Eric Ravilious' detachment gives his paintings a compelling sense of expectation
Now that the opening frenzy has died down – the gallery was packed in its first week and has been pulling in very respectable crowds since then – it could be a good time to take in Dulwich Picture Gallery’s Ravilious exhibition, which runs right through until the end of August. This comprehensive display of the watercolours of Eric Ravilious (1903-42) comes at a time when his star is shining unexpectedly brightly. Plus, of course, who needs an excuse to visit Sir John Soane’s masterly little gallery with its urbane Rick Mather additions?
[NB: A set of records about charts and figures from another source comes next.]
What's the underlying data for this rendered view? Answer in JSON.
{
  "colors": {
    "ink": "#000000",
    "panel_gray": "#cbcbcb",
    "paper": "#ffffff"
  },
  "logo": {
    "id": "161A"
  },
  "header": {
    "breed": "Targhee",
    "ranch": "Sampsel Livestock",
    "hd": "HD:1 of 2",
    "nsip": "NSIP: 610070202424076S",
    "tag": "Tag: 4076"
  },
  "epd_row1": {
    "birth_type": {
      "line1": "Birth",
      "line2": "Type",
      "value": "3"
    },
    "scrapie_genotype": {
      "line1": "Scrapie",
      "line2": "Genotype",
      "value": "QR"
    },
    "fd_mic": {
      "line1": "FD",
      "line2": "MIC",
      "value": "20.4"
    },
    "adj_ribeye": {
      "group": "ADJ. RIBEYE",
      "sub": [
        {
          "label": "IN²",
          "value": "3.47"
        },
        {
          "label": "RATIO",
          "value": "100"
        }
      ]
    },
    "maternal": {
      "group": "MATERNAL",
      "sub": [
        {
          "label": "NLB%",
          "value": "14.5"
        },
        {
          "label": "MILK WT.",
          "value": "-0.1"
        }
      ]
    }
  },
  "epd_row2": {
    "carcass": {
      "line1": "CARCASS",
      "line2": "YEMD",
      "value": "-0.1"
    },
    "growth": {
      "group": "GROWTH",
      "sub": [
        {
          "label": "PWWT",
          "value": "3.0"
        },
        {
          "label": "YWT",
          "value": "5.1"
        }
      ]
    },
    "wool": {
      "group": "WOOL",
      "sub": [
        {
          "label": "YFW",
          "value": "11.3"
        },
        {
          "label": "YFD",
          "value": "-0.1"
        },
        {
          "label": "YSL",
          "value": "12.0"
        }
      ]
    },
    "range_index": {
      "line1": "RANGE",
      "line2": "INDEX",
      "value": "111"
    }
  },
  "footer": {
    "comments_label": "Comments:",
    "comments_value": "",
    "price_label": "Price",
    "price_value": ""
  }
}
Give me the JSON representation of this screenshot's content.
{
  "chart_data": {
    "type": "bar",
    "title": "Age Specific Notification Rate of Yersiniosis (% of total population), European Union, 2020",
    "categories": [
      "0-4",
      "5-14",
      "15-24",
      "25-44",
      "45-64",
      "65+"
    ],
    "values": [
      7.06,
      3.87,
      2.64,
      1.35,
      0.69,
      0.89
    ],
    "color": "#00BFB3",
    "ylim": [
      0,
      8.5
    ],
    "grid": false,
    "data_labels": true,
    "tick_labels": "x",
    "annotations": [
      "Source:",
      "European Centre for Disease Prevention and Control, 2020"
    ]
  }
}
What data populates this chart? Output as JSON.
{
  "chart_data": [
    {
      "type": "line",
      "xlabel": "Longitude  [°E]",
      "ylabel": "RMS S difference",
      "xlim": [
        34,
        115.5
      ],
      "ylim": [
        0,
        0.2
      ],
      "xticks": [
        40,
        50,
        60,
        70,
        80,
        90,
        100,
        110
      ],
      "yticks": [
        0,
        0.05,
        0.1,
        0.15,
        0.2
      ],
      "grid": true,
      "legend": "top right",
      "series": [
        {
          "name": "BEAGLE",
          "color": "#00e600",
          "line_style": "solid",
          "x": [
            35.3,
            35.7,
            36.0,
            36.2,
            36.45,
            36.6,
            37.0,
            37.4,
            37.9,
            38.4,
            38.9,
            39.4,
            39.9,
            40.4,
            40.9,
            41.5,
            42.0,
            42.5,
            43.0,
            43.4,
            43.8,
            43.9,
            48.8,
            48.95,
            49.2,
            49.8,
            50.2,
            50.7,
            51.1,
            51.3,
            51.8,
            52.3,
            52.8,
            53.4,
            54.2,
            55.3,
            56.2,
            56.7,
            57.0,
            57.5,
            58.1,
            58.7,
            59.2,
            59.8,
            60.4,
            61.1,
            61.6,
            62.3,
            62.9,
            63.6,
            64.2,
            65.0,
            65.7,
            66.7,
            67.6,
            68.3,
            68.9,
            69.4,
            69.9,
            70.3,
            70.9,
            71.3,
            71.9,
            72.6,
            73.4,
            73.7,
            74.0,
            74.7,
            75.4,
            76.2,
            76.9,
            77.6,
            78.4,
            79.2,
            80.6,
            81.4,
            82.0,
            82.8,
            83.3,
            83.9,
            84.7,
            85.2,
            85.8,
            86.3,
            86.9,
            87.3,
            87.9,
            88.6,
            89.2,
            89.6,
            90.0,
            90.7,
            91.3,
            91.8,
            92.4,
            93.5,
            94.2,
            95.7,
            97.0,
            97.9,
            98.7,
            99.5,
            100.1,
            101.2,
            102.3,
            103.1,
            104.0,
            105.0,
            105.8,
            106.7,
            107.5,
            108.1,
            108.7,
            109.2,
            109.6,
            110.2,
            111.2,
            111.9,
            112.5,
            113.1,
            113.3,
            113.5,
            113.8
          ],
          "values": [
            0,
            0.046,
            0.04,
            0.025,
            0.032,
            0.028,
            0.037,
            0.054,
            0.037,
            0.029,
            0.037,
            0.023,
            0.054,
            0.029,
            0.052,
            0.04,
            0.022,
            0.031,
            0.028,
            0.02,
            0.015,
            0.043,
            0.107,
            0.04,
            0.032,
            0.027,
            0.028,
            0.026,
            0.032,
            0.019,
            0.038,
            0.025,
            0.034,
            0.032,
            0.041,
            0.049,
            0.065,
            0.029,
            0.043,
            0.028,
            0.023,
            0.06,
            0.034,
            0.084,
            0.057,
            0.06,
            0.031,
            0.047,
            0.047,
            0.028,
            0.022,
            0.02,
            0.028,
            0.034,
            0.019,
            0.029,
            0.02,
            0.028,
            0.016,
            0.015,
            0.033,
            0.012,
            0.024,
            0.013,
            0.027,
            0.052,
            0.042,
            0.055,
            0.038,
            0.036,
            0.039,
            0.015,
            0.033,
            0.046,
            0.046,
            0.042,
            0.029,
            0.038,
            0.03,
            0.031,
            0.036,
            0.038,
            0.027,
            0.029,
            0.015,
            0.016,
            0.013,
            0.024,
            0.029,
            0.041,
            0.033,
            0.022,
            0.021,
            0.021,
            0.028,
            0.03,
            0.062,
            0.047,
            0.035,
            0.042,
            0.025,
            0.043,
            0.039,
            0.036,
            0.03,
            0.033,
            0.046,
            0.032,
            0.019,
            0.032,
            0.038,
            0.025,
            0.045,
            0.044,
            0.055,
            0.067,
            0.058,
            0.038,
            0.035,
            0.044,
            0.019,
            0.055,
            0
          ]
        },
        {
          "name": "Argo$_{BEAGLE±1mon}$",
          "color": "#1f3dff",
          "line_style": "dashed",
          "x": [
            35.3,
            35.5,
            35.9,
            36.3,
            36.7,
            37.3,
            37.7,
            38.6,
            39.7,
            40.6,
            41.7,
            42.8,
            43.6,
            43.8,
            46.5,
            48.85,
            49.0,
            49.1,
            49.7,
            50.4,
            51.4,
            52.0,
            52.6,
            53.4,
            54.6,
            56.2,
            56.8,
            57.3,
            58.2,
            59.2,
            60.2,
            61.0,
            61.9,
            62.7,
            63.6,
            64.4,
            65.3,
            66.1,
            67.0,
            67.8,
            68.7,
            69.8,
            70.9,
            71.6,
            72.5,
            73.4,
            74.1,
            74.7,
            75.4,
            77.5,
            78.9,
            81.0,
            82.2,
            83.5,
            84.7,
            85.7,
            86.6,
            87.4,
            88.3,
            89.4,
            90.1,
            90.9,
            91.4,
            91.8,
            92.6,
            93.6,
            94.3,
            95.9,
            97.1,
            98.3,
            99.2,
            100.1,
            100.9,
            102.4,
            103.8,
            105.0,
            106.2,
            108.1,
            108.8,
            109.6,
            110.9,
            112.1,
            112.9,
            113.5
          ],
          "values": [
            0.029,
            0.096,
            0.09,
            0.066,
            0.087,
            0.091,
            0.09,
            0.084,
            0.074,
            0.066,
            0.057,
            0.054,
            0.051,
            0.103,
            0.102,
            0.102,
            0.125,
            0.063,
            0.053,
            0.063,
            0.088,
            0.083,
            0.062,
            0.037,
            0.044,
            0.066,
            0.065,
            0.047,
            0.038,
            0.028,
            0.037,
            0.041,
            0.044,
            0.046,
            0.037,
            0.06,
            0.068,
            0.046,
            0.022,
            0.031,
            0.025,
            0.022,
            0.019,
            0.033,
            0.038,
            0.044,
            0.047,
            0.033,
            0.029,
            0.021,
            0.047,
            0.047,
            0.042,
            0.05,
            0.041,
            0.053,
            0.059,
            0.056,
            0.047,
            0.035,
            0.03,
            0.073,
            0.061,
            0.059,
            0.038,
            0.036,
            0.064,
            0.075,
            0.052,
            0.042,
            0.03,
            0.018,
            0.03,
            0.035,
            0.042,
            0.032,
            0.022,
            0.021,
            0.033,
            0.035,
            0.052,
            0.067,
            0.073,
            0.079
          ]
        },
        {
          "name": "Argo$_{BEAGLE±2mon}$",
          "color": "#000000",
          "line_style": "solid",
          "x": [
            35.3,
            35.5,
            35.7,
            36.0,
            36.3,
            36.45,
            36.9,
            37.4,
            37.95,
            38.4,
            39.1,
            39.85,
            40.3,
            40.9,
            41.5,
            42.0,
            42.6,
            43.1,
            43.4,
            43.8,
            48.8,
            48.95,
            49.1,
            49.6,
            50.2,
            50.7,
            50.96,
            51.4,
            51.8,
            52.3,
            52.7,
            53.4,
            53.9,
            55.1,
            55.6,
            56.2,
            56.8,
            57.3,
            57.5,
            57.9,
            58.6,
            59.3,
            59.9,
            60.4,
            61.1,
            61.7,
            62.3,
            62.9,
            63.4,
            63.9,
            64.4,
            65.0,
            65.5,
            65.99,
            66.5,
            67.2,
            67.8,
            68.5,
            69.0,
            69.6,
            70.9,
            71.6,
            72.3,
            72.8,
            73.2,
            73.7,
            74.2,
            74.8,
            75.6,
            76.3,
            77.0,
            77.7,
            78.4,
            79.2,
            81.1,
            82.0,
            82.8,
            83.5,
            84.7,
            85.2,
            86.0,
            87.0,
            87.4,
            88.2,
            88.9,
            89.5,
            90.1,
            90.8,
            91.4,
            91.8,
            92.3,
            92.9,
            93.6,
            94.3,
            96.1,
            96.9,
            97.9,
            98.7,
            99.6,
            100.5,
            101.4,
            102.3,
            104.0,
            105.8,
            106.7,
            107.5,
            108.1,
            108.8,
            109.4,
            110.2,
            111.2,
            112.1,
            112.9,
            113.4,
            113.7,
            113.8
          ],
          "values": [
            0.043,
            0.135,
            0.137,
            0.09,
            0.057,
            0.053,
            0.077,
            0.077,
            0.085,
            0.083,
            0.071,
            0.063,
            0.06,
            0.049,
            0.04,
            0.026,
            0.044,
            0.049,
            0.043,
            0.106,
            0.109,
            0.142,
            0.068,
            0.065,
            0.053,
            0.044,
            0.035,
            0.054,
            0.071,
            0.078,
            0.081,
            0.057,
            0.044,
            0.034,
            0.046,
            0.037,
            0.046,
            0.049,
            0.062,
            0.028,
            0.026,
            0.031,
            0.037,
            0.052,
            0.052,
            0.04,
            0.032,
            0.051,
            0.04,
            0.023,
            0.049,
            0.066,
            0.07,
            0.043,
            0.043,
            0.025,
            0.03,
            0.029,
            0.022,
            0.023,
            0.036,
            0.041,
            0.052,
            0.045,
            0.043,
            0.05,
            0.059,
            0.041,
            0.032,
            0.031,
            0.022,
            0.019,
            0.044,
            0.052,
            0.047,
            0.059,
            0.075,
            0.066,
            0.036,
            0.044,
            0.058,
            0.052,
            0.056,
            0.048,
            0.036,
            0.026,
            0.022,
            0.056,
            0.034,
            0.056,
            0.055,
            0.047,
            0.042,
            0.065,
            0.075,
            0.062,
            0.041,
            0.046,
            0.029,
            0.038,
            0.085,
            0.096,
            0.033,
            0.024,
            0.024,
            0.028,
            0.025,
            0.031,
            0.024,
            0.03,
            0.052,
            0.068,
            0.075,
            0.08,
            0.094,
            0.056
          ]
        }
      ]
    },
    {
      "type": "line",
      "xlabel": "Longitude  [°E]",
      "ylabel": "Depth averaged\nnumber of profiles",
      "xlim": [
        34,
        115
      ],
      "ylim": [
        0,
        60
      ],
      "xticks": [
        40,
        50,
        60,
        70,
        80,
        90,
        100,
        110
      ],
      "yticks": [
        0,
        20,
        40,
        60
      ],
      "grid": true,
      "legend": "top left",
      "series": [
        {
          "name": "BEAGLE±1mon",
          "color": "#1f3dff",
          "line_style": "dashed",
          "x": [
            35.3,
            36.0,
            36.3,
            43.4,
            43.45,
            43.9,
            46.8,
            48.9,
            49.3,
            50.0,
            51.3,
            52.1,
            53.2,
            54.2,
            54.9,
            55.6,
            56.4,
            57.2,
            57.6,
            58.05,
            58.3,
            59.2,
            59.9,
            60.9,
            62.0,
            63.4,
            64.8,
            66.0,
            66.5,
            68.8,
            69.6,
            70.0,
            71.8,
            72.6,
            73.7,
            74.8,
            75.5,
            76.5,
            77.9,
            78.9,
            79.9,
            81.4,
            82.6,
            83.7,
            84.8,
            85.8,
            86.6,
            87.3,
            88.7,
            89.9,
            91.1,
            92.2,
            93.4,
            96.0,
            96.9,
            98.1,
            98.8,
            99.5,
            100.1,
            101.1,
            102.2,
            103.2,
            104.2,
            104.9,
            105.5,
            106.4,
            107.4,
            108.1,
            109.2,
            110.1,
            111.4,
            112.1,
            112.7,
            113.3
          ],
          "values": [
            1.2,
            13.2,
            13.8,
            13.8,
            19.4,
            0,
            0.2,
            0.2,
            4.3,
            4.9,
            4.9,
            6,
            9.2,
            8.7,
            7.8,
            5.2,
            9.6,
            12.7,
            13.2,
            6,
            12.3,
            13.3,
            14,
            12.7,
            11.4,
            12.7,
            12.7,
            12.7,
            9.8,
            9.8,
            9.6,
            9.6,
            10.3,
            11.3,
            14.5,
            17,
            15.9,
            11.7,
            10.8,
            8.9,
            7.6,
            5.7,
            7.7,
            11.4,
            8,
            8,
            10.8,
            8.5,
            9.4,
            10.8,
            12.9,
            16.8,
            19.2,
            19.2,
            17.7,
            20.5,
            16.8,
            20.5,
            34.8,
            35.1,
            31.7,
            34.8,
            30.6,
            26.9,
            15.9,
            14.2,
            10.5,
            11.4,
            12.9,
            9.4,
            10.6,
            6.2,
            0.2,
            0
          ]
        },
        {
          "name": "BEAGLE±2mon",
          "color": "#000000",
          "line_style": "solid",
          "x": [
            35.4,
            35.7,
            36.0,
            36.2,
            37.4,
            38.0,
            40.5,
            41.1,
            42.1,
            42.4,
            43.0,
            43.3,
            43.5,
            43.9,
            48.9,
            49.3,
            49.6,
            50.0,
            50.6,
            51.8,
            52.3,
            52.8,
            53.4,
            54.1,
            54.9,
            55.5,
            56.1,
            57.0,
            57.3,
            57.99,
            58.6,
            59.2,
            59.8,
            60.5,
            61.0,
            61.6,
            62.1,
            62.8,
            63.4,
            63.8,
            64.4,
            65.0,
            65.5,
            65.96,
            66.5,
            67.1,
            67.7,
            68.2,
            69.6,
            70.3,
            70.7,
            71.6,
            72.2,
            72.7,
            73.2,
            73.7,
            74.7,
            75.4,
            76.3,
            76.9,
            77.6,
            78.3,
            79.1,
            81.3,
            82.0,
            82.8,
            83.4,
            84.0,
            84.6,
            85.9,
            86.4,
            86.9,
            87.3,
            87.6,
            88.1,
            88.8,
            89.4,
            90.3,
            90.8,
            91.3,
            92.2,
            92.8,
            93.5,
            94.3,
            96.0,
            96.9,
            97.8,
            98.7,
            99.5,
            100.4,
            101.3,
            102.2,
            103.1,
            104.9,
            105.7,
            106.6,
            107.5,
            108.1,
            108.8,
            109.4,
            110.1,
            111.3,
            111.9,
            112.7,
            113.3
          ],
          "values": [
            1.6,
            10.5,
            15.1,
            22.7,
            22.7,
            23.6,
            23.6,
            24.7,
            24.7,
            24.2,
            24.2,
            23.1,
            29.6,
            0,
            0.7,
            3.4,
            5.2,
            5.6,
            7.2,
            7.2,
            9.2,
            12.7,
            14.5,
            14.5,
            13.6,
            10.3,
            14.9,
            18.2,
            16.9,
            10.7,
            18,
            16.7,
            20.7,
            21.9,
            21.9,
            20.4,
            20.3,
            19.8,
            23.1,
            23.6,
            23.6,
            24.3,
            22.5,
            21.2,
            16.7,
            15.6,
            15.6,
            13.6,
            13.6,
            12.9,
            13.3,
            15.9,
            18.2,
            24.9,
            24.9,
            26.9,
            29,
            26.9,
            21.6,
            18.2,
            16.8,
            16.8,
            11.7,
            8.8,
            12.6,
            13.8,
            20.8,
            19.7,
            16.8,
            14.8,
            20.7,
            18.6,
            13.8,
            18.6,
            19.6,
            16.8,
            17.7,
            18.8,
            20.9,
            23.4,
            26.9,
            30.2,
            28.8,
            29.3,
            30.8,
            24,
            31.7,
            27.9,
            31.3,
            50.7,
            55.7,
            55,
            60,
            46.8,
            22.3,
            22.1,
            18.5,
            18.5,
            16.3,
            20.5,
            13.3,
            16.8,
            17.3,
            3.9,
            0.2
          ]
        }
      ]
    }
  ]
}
For a long time, Ravilious was bracketed with his RCA tutor Paul Nash and his great friend Edward Bawden as the triumvirate of British soft modernism in the period from the First to the Second World Wars. Nash was a war artist in the first, Ravilious and Bawden in the second. Ravilious died in 1942 when out on RAF patrol off Iceland: his plane never returned to base. The three artists (Bawden was the longest-lived, dying in 1989) had differing but related styles: never as radical as their European counterparts, they became unfashionable, eclipsed by successive art movements. Ravilious in particular, with his oblique eye, visual wit and love of the everyday object, suffered posthumously from that very particular 1950s strand of whimsy in British commercial art that his pre-war paintings, etchings and commercial design work had to an extent stimulated.
Ravilious himself mostly (though not always) kept whimsy at bay: looking at this great run of watercolours, the overall impression is more of magical realism. There is a touch of the sinister. His larky depiction of Firework Night, on close inspection, turns out to be a Saturnalia.
Time has passed, figuration is no longer a dirty word, Ravilious’s reputation has been growing and growing in recent years until now, in 2015, he can pack out the Dulwich Picture Gallery with the kind of show that the empty, echoing halls of Tate Britain really ought to be staging.
Not that it is wholly satisfactory. In his admittedly short life, Ravilious showed relatively little artistic development. We can never know how he might have changed. He emerged from the RCA with a particular way of looking and painting. He became more adept in different techniques, more fluent, but these watercolours show a very consistent vision, remarkably little variation, from first to last. Objects in the landscape, human figures usually absent or pushed to the margins, the artist often looking straight into the sun which thus provides a bleaching effect. Occasionally he wrestled with something different, as with his wartime studies of submariners at work in ultra-confined spaces or his early affectionate portrait of his chum Bawden at work in his studio – but generally a sense of slightly amused detachment remains.
This might not sound like a recommendation, but in this case it is. Yes, Ravilious is ever so English, but in a particular way. It is a lost kind of Englishness, with a particular sense of yearning in it, the finding of beauty in odd, out of the way places. And just look at his technique. That famous painting of the chalk white horse on the South Downs as seen from a third-class railway compartment – I invite you look closely at exactly how he has painted that patterned, buttoned moquette seating. So deft, so convincing, but always with the sense that at any moment blinding light might burst through the fabric. In Ravilious, expectation is everything. Something is about to happen or has just happened or is actually happening, out of shot. A love affair, a war, it’s all the same to him. His, in the end, is the eye of an alien.
Ravilious is at the Dulwich Picture Gallery, London, until August 31.